Milestone are back with their latest World Championship Rally game for consoles and PC, but is this latest outing worthy of your time if you’ve already sampled last year’s effort? Take a look at our WRC 4 video review for the full story.
WRC 4 review:
Today we’re taking a look at Milestone’s latest game in the World Rally Championship series, WRC 4 which is available now on consoles and PC. The game boasts the full 2013 roster of racers and includes the all new Volkswagen team who enter the championships for the first time.
From the offset, players are presented with the usual suspects, in that there’s an assortment of modes which center around the core of rally racing. There’s quick stage races, individual stages, full on championships which can be tailored to offer the full event or smaller segments, a career mode, and online or local multiplayer.
The career mode is perhaps the best place to start to get a feel for the lower class WRC cars, and then after pushing through the global circuit moving up the ranks until the WRC 4 cars are used. There are 13 world stages to push through, although the real difficulty comes with tinkering with the options which by default are quite forgiving. Players can opt to turn on or off the braking assist, and tune the amount used, which ranges from full-on where the cars almost drive themselves, to something more subtle. It has to be said, there’s a vast difference between using the auto braking and having it switched off, making for easy access to the game for beginners and being open enough for veterans,which is welcome.

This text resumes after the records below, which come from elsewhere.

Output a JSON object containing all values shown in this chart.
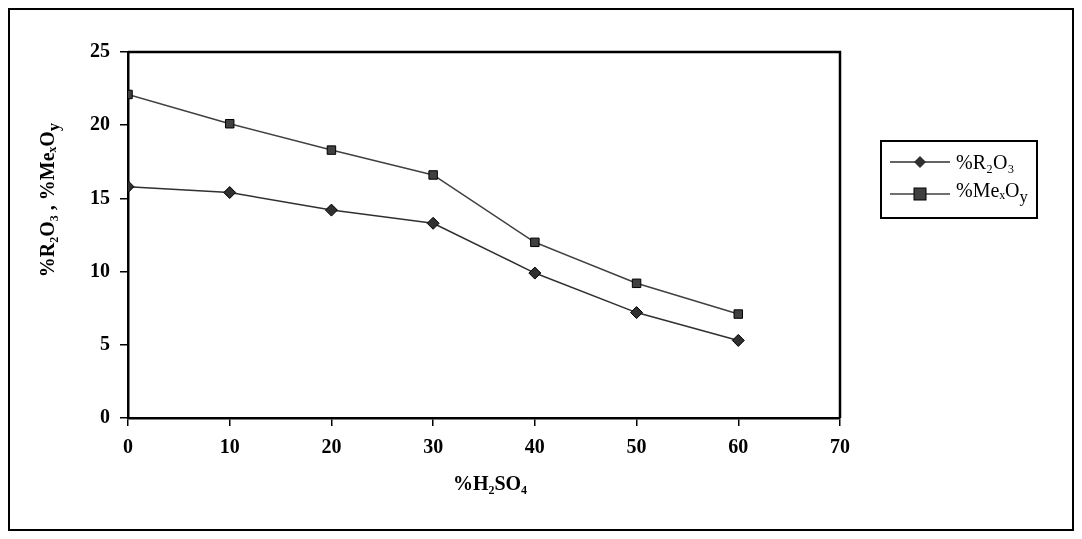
{
  "chart_data": {
    "type": "line",
    "xlabel": "%H₂SO₄",
    "ylabel": "%R₂O₃ , %MeₓO$_{y}$",
    "x": [
      0,
      10,
      20,
      30,
      40,
      50,
      60
    ],
    "series": [
      {
        "name": "%R₂O₃",
        "color": "#303030",
        "marker": "diamond",
        "values": [
          15.8,
          15.4,
          14.2,
          13.3,
          9.9,
          7.2,
          5.3
        ]
      },
      {
        "name": "%MeₓO$_{y}$",
        "color": "#404040",
        "marker": "square",
        "values": [
          22.1,
          20.1,
          18.3,
          16.6,
          12.0,
          9.2,
          7.1
        ]
      }
    ],
    "xlim": [
      0,
      70
    ],
    "xticks": [
      0,
      10,
      20,
      30,
      40,
      50,
      60,
      70
    ],
    "ylim": [
      0,
      25
    ],
    "yticks": [
      0,
      5,
      10,
      15,
      20,
      25
    ],
    "grid": false,
    "legend": "right",
    "line_style": "solid"
  }
}
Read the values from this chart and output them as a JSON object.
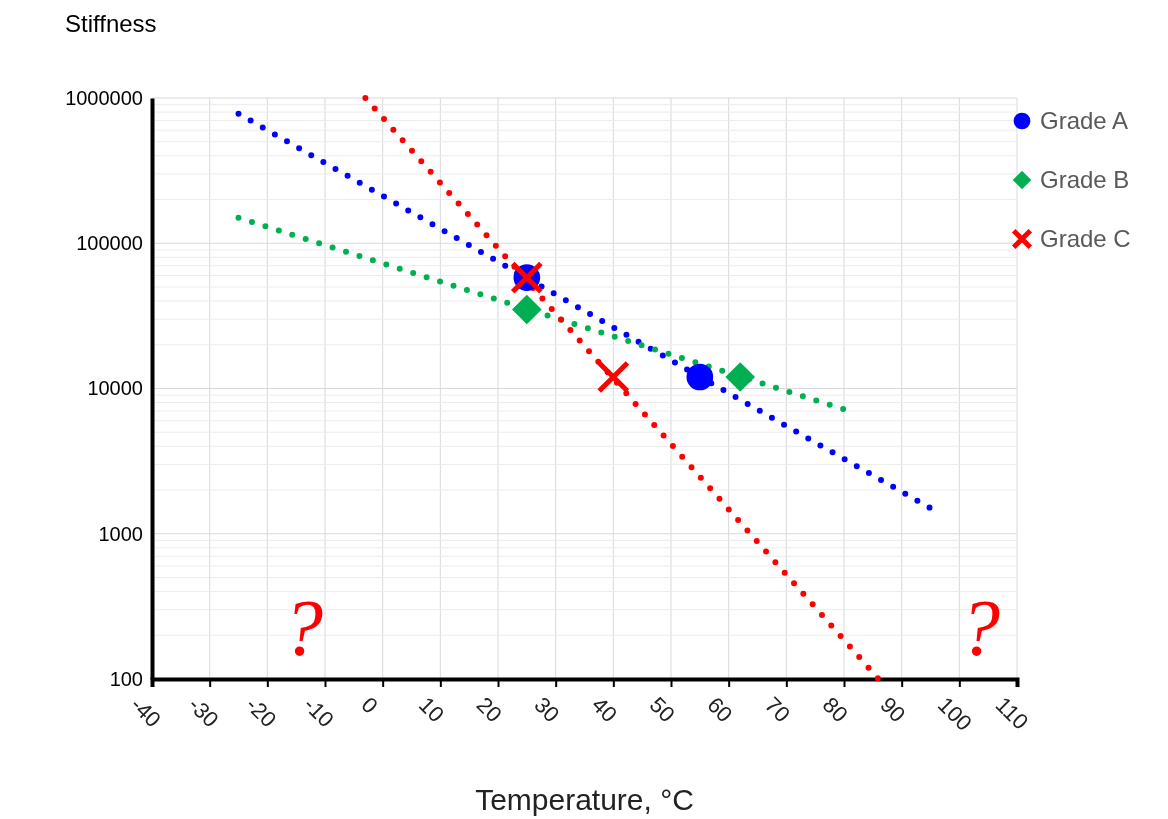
{
  "chart_data": {
    "type": "scatter",
    "xlabel": "Temperature, °C",
    "ylabel": "Stiffness",
    "log": "y",
    "grid": true,
    "legend": "right",
    "xlim": [
      -40,
      110
    ],
    "xticks": [
      -40,
      -30,
      -20,
      -10,
      0,
      10,
      20,
      30,
      40,
      50,
      60,
      70,
      80,
      90,
      100,
      110
    ],
    "ylim": [
      100,
      1000000
    ],
    "yticks": [
      100,
      1000,
      10000,
      100000,
      1000000
    ],
    "series": [
      {
        "type": "line",
        "color": "#0000ff",
        "x": [
          -25,
          95
        ],
        "values": [
          780000,
          1500
        ],
        "line_style": "dotted",
        "marker": "none"
      },
      {
        "type": "line",
        "color": "#00b050",
        "x": [
          -25,
          80
        ],
        "values": [
          150000,
          7200
        ],
        "line_style": "dotted",
        "marker": "none"
      },
      {
        "type": "line",
        "color": "#ff0000",
        "x": [
          -3,
          86
        ],
        "values": [
          1000000,
          100
        ],
        "line_style": "dotted",
        "marker": "none"
      },
      {
        "name": "Grade A",
        "color": "#0000ff",
        "x": [
          25,
          55
        ],
        "values": [
          58000,
          12000
        ],
        "marker": "circle"
      },
      {
        "name": "Grade B",
        "color": "#00b050",
        "x": [
          25,
          62
        ],
        "values": [
          35000,
          12000
        ],
        "marker": "diamond"
      },
      {
        "name": "Grade C",
        "color": "#ff0000",
        "x": [
          25,
          40
        ],
        "values": [
          58000,
          12000
        ],
        "marker": "cross"
      }
    ],
    "annotations": [
      "?",
      "?"
    ]
  }
}
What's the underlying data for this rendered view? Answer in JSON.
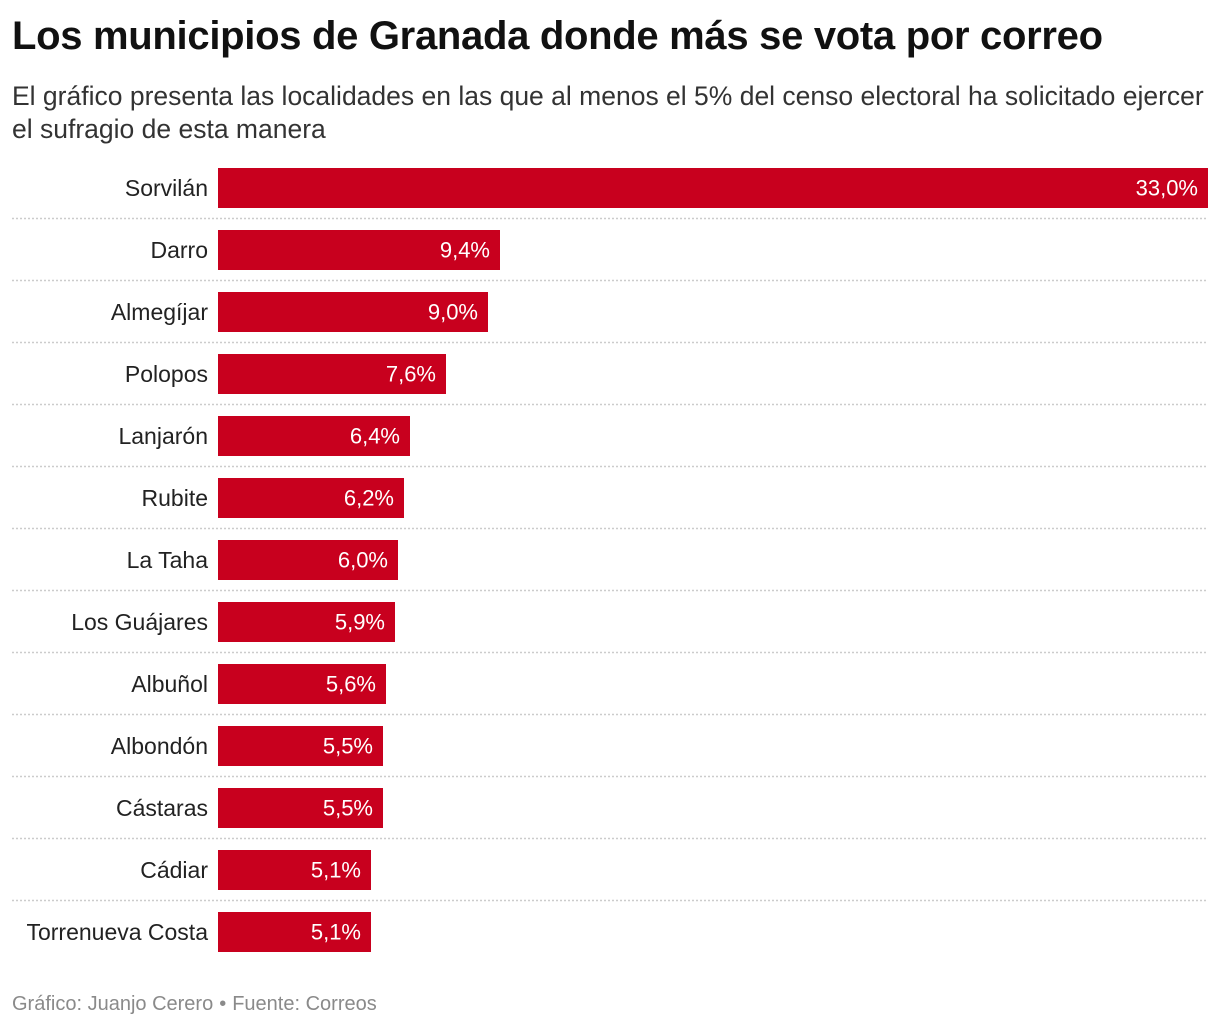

In terms of speed, the game moves at a fair pace, although this isn’t as apparent when using the lower class vehicles. The WRC 4 cars are much more exciting to drive, given that many circuits are a series of complex tight bends which don’t allow for top end speed. The game covers variable surfaces as well as weather and times of day which don’t seem to make much of an impact on the drive, but visually offer a bit of variation.
WRC 4 boasts some minor upgrades to the visuals from last year’s effort, although there’s not much between the two. Whilst not the most visually stunning, the conveyance of rally racing is well realised with its variety of circuits across the globe. There are still issues with the game not registering button prompts during the pre-race menus as with last year’s game, and a few dips in frame rate here and there.
Audio is once again focused on the team mate highlighting incoming turns throughout the stages, and the engine sounds and tyres over varied surfaces are captured well. There’s not much more to be said about the audio other than it’s well functional – and that includes the rather subdued menu music.
In terms of longevity, WRC 4 is more focused this time, although the career mode is much more in line with its peers in terms of progression. There are a lot of races to participate in which will take some time to best,, although once done, there’s a few achievements to strive for as well. Beyond the single player content, gamers can hotseat play locally by handing over the controller, or there’s an option to dive into the online multiplayer which supports up to 16 players. The multiplayer is fun racing against real time opponents in their ghost cars, although latency issues can cause problems with vehicles not being where they should. The only major obstacle for players is finding enough like-minded individuals to race with as the WRC 4 online community is quite small.
WRC 4 acts as an update of last year’s game with the full 2013 roster and new additions such as the VW team. As with any sporting title, it’s hard to justify the purchase if you already own WRC 3 as the game hasn’t really moved forwards in terms of its basic game. As it stands, WRC 4 is a competent rally game, but feels too entrenched in its own past to really stand out as something refreshing and new.